Captain Underpants was Dreamworks’ first effort in a larger push to make films with more conservative budgets. Although the budget for Orion and the Dark isn’t public yet, Charmatz did tell us that it was more in line with independent animated features than the popcorn blockbusters that Dreamworks is best known for producing. That said, the director found joy in experimenting with the limitations imposed by a smaller budget. He says the film’s crew had to find clever ways to fulfill some of its creative goals, like filming ink splotches on their iPhones and adding them into the film as transitions.

That indie spirit is also seen in the film’s tone, which will be more subdued than what audiences may be used to do in the typical Dreamworks production. The studio has impressed with its willingness to try new things in recent years, and Orion looks like another exciting step in that direction.

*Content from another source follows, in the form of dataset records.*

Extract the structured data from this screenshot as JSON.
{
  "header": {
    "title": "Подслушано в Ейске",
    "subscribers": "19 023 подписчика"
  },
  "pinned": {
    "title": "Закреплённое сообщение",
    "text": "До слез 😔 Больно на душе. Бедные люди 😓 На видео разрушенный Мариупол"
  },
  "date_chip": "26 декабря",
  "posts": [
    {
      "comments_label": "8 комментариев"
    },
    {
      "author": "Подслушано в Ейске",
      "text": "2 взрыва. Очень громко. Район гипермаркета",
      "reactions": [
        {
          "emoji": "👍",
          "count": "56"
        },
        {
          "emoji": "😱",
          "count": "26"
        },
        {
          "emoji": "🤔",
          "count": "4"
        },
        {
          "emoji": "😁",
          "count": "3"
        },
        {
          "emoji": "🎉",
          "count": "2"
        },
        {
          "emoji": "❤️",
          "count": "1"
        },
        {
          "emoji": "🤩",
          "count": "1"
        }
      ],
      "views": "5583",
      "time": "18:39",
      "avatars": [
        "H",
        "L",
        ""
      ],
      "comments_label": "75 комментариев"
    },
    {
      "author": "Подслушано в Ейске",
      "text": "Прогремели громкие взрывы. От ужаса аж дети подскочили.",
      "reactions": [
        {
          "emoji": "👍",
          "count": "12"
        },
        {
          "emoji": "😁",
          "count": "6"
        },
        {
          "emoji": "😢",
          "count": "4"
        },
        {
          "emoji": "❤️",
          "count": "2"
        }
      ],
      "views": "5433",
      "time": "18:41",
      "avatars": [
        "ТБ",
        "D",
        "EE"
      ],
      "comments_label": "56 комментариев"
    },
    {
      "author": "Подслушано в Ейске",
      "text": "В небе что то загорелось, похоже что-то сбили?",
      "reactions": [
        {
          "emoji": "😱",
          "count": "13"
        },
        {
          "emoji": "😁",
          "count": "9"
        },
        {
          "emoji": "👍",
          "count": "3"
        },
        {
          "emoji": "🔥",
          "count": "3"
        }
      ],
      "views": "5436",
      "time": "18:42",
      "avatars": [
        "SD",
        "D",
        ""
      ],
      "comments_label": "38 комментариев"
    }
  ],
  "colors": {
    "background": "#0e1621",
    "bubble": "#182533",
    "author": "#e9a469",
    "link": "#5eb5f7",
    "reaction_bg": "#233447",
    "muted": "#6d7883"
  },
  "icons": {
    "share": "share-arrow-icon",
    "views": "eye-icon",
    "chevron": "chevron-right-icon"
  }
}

Lamb explained, “We wanted something that felt kind of handmade, that was unfinished with a natural quality. Something that wasn’t cleaned up and hyper-real. We leaned into our limitations, and I think in a lot of ways that led to the final look of the movie.”

Bian added, “One of the elements of that handmade feeling is seeing the linework. And we kind of got that from Ronal Searle’s beautiful pen and ink style. It feels very drawn, and so we wanted to find a way to capture that and bring it into the 3d world, which we did successfully.”

Peter McCown is producing the film for Dreamworks. Walt Dohrn and Bonnie Arnold are executive producers.